The Remote Control Unit consists mainly of an infrared receiver and a four digit display, all controlled by a PIC 16C84. The printed circuit board was designed so that it fits neatly behind a 5.25" drive bay cover. For easy manufacturing of the board all top layer tracks have been layed out so that they can be implemented by wire bridges, thus allowing a single layer board.

Data is transferred between the Remote Control Unit and the PC through the IrDA connector, which can be found on most modern PC motherboards. This connector also provides the +5V power supply.

The complete schematics and board layout as well as a bill of material and the controller software can be found in the download section.

Remote Control Unit

The next two pictures show details about the assembly of the unit. A hole has been cut into the drive bay cover, allowing the display frame to fit into it.

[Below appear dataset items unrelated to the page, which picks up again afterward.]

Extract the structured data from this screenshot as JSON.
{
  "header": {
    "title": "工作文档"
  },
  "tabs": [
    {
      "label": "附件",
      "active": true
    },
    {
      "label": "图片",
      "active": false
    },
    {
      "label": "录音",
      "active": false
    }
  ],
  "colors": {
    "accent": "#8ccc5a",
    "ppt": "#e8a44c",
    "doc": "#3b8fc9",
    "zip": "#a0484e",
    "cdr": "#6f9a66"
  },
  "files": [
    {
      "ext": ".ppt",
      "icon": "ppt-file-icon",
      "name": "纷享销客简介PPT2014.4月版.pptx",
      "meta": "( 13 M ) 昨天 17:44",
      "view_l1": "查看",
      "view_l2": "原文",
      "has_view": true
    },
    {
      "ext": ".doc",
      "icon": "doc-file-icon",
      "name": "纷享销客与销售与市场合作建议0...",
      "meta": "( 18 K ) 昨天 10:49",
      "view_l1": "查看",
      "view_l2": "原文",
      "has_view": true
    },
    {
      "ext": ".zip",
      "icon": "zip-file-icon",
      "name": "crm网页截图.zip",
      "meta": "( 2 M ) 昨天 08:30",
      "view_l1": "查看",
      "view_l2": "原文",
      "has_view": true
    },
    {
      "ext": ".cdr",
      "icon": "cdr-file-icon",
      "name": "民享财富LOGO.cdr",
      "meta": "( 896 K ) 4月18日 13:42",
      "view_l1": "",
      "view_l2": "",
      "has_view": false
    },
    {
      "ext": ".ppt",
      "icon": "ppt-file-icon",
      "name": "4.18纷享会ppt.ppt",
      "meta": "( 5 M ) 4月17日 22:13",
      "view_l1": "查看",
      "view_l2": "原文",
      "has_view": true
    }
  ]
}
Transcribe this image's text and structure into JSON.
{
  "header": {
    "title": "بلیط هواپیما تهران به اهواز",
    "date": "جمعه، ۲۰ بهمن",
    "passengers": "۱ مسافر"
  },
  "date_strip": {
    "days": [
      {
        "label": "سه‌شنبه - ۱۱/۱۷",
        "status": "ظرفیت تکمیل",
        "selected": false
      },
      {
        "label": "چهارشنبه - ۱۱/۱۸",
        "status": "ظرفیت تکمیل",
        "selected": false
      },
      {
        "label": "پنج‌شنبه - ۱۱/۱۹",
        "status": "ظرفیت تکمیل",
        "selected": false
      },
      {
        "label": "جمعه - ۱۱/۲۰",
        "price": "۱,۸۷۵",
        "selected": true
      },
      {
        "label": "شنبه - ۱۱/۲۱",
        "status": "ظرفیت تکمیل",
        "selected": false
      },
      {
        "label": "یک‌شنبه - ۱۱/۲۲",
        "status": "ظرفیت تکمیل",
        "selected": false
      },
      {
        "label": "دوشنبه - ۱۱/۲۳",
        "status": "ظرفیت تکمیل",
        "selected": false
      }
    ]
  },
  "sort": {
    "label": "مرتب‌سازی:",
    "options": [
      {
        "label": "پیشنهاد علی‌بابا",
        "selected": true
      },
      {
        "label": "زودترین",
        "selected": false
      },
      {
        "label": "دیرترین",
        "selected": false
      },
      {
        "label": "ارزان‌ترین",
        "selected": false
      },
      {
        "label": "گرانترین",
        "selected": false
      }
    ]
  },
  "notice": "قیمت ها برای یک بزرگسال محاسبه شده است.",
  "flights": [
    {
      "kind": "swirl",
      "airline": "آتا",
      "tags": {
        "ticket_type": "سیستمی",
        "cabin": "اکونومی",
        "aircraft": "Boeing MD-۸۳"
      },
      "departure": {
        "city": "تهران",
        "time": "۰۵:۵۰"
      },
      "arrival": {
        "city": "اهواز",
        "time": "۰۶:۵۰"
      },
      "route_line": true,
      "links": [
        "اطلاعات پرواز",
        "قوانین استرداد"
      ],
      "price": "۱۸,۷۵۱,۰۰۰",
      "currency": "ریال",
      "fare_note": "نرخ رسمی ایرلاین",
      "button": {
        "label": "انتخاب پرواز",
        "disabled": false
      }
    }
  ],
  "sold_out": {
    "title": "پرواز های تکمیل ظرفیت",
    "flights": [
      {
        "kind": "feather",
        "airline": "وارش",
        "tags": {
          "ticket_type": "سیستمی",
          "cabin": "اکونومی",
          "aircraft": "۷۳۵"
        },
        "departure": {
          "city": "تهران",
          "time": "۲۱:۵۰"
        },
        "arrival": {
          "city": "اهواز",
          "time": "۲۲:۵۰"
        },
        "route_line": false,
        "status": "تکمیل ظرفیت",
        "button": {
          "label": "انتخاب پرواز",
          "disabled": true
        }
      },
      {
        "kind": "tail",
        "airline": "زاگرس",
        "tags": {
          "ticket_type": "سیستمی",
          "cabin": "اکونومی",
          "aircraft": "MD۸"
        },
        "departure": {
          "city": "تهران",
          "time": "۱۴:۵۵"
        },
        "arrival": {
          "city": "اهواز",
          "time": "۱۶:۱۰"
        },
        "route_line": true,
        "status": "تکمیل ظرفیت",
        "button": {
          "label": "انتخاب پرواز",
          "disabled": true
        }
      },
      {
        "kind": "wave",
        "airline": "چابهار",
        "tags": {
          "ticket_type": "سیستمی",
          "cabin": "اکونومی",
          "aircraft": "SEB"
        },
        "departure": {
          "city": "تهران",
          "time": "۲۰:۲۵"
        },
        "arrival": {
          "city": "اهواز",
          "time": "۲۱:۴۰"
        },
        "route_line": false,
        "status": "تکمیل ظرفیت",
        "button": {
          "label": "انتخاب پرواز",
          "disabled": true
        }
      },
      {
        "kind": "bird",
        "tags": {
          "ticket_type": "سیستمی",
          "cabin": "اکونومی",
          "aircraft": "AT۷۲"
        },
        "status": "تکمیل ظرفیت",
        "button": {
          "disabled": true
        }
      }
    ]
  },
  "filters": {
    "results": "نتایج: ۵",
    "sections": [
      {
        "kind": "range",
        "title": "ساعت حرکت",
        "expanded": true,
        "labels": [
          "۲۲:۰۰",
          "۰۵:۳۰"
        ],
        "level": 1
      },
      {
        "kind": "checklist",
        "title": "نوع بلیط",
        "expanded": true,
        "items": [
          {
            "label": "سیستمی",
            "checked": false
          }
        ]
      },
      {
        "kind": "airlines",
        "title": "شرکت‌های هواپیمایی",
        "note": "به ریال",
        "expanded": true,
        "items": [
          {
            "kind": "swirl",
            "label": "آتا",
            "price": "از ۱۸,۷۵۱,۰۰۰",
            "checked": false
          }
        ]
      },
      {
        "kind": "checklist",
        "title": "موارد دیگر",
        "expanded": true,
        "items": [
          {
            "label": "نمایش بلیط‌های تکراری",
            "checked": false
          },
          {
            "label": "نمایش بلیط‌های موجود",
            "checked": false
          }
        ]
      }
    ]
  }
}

The frame has two screws extending from its back, which are used to hold the printed circuit board.

Remote Control Unit Remote Control Unit

The final unit, viewed from the back side...

Remote Control Unit

...and from the front side

Remote Control Unit

Here's how the Remote Control Unit fits into the 5.25" drive bay. Note the cable that is connected to the board at the right side. This is the connection to the motherboard's IrDA interface, and as can be seen it is plugged into the board from the bottom side. This means that connector CON1 should have pins that extend far enough through the board to allow this to happen. Unfortunately (as can be seen from the above picture The final unit, viewed from the back side...), I forgot to do that, so I had to solder some extra pins to the bottom side of my board - don't make the same mistake!

Remote Control Unit

This picture also shows how I have installed the hard disk. Originally I mounted it into the casings 3.5" hard disk mounting frame, but the disk's running noise - though very silent - was transferred into the metal case structure and caused some unpleasent sounds. So I took some plastic foam material and cut it into pieces that now hold the disk in place. Since there is no more direct metal connection between the drive and the PC casing, the whole unit now runs very silent.